Governo pode intermediar negociações com colégio

Representantes da torcida do Clube Atlético Paranaense foram recebidos nesta terça-feira pelo chefe da Casa Civil, deputado estadual Caíto Quintana, e pediram que o governo do Estado seja intermediário nas negociações entre o clube e o Colégio Expoente no processo para a conclusão do estádio Joaquim Américo (Arena da Baixada). Também participaram do encontro o presidente da Confraria Esquadrão da Torcida Atleticana (ETA), Doático Santos, e o vereador Mário Celso Cunha, que é também conselheiro do clube. Esta semana os torcedores rubro-negros iniciam uma campanha de mobilização para que o Expoente desocupe o espaço ao lado do campo do Atlético.

"Vou conversar com o governador Roberto Requião sobre o assunto e pedir que ele autorize para que convidemos representantes do Atlético e do Expoente para que possamos ouvir as partes e ver no que podemos colaborar. Vamos buscar um esclarecimento e encontrar a solução de forma rápida e pacífica", afirmou Caíto Quintana, lembrando que os clubes paranaenses põem o Estado em evidência nacional e o fato de ter um estádio organizado é fundamental para o esporte do Paraná.

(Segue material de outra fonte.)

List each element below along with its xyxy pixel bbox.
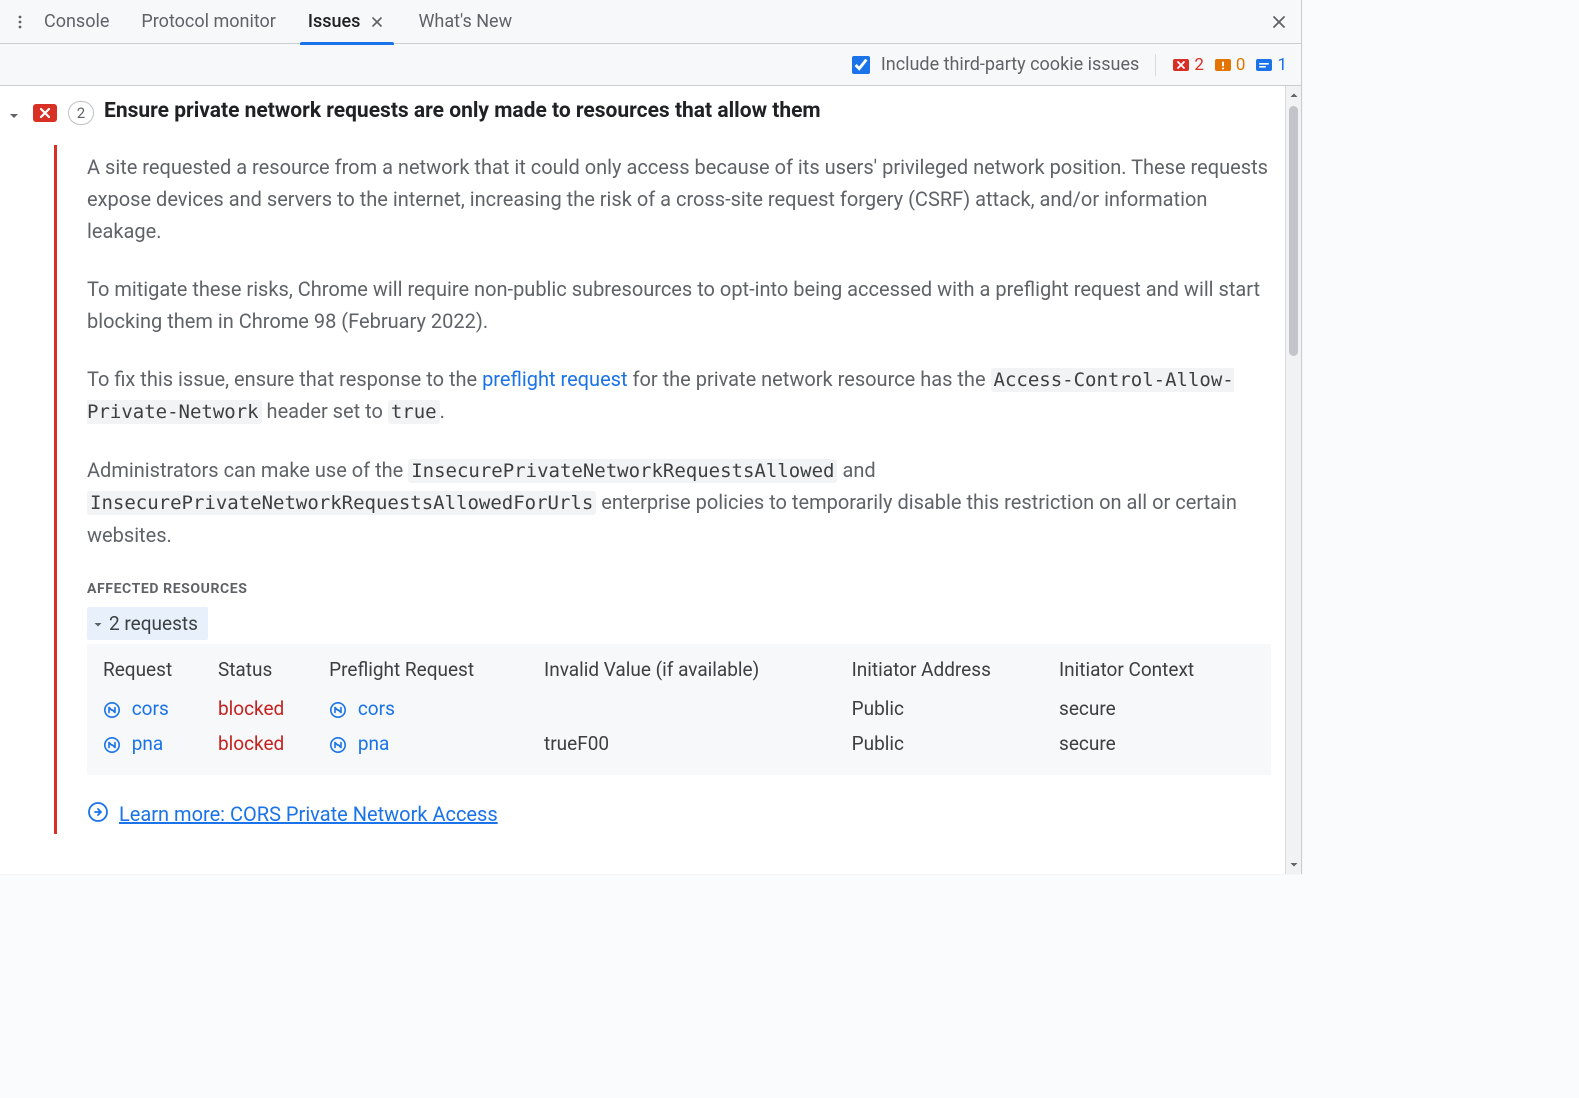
network-icon — [329, 701, 347, 719]
drawer-close-icon[interactable] — [1265, 8, 1293, 36]
errors-badge[interactable]: 2 — [1172, 55, 1204, 75]
code-policy-1: InsecurePrivateNetworkRequestsAllowed — [408, 459, 837, 483]
col-initiator-addr: Initiator Address — [852, 652, 1059, 691]
devtools-drawer: Console Protocol monitor Issues What's N… — [0, 0, 1302, 874]
info-count: 1 — [1277, 55, 1287, 75]
text-fragment: . — [440, 399, 445, 423]
tab-close-icon[interactable] — [368, 13, 386, 31]
tab-label: Issues — [308, 11, 361, 32]
preflight-link: pna — [358, 732, 390, 755]
more-menu-icon[interactable] — [6, 8, 34, 36]
requests-toggle[interactable]: 2 requests — [87, 607, 208, 640]
cell-request[interactable]: cors — [103, 691, 218, 726]
text-fragment: Administrators can make use of the — [87, 458, 408, 482]
network-icon — [103, 736, 121, 754]
tab-bar: Console Protocol monitor Issues What's N… — [0, 0, 1301, 44]
issue-count-badges: 2 0 1 — [1172, 55, 1287, 75]
issue-row[interactable]: 2 Ensure private network requests are on… — [8, 100, 1271, 127]
code-policy-2: InsecurePrivateNetworkRequestsAllowedFor… — [87, 491, 596, 515]
include-third-party-cookies-toggle[interactable]: Include third-party cookie issues — [848, 53, 1139, 77]
learn-more-row: Learn more: CORS Private Network Access — [87, 801, 1271, 828]
cell-initiator-ctx: secure — [1059, 691, 1261, 726]
tab-label: Protocol monitor — [141, 11, 276, 32]
warnings-count: 0 — [1236, 55, 1246, 75]
info-badge[interactable]: 1 — [1255, 55, 1287, 75]
preflight-request-link[interactable]: preflight request — [482, 367, 627, 391]
include-third-party-cookies-checkbox[interactable] — [852, 56, 870, 74]
cell-initiator-addr: Public — [852, 726, 1059, 761]
scroll-down-icon[interactable] — [1286, 856, 1301, 874]
tab-whats-new[interactable]: What's New — [416, 0, 514, 44]
issues-toolbar: Include third-party cookie issues 2 0 1 — [0, 44, 1301, 86]
table-header-row: Request Status Preflight Request Invalid… — [103, 652, 1261, 691]
cell-initiator-addr: Public — [852, 691, 1059, 726]
issue-paragraph: A site requested a resource from a netwo… — [87, 151, 1271, 247]
content-scroll-area: 2 Ensure private network requests are on… — [0, 86, 1301, 874]
cell-preflight[interactable]: pna — [329, 726, 544, 761]
scroll-thumb[interactable] — [1289, 106, 1298, 356]
warnings-badge[interactable]: 0 — [1214, 55, 1246, 75]
table-row: cors blocked cors Publi — [103, 691, 1261, 726]
tab-label: Console — [44, 11, 109, 32]
tab-console[interactable]: Console — [42, 0, 111, 44]
issues-content: 2 Ensure private network requests are on… — [0, 86, 1301, 874]
cell-invalid — [544, 691, 852, 726]
requests-table-wrap: Request Status Preflight Request Invalid… — [87, 644, 1271, 775]
text-fragment: header set to — [262, 399, 388, 423]
table-row: pna blocked pna trueF00 — [103, 726, 1261, 761]
text-fragment: for the private network resource has the — [628, 367, 991, 391]
col-preflight: Preflight Request — [329, 652, 544, 691]
cell-status: blocked — [218, 726, 329, 761]
tabs: Console Protocol monitor Issues What's N… — [42, 0, 1265, 44]
network-icon — [103, 701, 121, 719]
tab-issues[interactable]: Issues — [306, 0, 389, 44]
scroll-up-icon[interactable] — [1286, 86, 1301, 104]
request-link: cors — [132, 697, 169, 720]
col-initiator-ctx: Initiator Context — [1059, 652, 1261, 691]
text-fragment: To fix this issue, ensure that response … — [87, 367, 482, 391]
requests-toggle-label: 2 requests — [109, 612, 198, 635]
text-fragment: and — [837, 458, 875, 482]
code-header-value: true — [388, 400, 440, 424]
col-invalid: Invalid Value (if available) — [544, 652, 852, 691]
preflight-link: cors — [358, 697, 395, 720]
col-request: Request — [103, 652, 218, 691]
network-icon — [329, 736, 347, 754]
error-icon — [32, 100, 58, 126]
issue-paragraph: Administrators can make use of the Insec… — [87, 454, 1271, 551]
learn-more-link[interactable]: Learn more: CORS Private Network Access — [119, 802, 498, 826]
toolbar-divider — [1155, 54, 1156, 76]
scrollbar[interactable] — [1285, 86, 1301, 874]
col-status: Status — [218, 652, 329, 691]
issue-body: A site requested a resource from a netwo… — [54, 145, 1271, 834]
requests-table: Request Status Preflight Request Invalid… — [103, 652, 1261, 761]
cell-preflight[interactable]: cors — [329, 691, 544, 726]
caret-down-icon[interactable] — [8, 106, 22, 127]
tab-label: What's New — [418, 11, 512, 32]
affected-resources-label: AFFECTED RESOURCES — [87, 581, 1271, 597]
cell-initiator-ctx: secure — [1059, 726, 1261, 761]
arrow-right-circle-icon — [87, 801, 109, 828]
issue-count-pill: 2 — [68, 101, 94, 125]
request-link: pna — [132, 732, 164, 755]
cell-status: blocked — [218, 691, 329, 726]
caret-down-icon — [93, 612, 103, 635]
tab-protocol-monitor[interactable]: Protocol monitor — [139, 0, 278, 44]
cell-request[interactable]: pna — [103, 726, 218, 761]
issue-title: Ensure private network requests are only… — [104, 99, 821, 123]
issue-paragraph: To fix this issue, ensure that response … — [87, 363, 1271, 428]
issue-paragraph: To mitigate these risks, Chrome will req… — [87, 273, 1271, 337]
checkbox-label: Include third-party cookie issues — [881, 54, 1139, 75]
cell-invalid: trueF00 — [544, 726, 852, 761]
errors-count: 2 — [1194, 55, 1204, 75]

"Um bom estádio é um excelente cartão de visitas. Ainda mais para um Estado e um país que pretendem sediar jogos importantes e até uma Olimpíada", disse o chefe da Casa Civil, frisando que o governo não quer tomar partido algum, "quer apenas que a situação se resolva para o bem do Estado". "E o governador sabe da importância de trabalhar junto a todas as entidades esportivas e considera o esporte fundamental para o desenvolvimento."

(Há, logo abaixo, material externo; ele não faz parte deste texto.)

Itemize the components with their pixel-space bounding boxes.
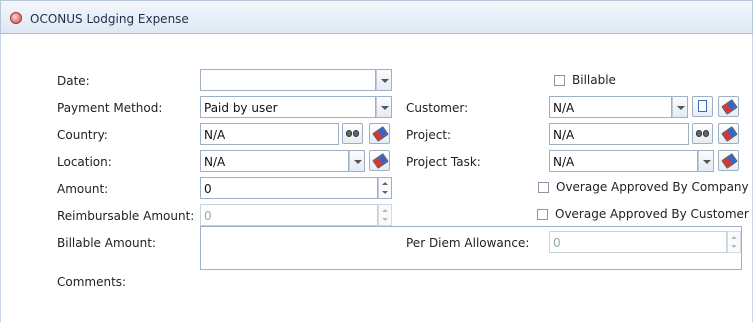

Segundo Doático Santos, os dirigentes do Atlético afirmaram que com a saída do Colégio Expoente do local no bairro Água Verde, o clube inicia imediatamente as obras para a conclusão do estádio. "Estamos pedindo a ajuda do governo do Estado como intermediador. E estamos também querendo sensibilizar o Poder Judiciário quanto à importância de agilizar o processo."

De acordo com o vereador Mário Celso Cunha, não há uma pressão para prejudicar ninguém. "É apenas uma manifestação dos torcedores, que cobram uma solução para o impasse, que é a liberação do terreno. Sabemos que o governo pode ser um grande intermediador", disse, contando que a diretoria do Atlético já se mostrou disposta a conversar. "Pretendemos que o governo ouça, oficialmente, tanto o Atlético quanto o Expoente." Segundo Mário Celso, os dirigentes do clube entraram com uma ação de despejo na Justiça contra o Expoente.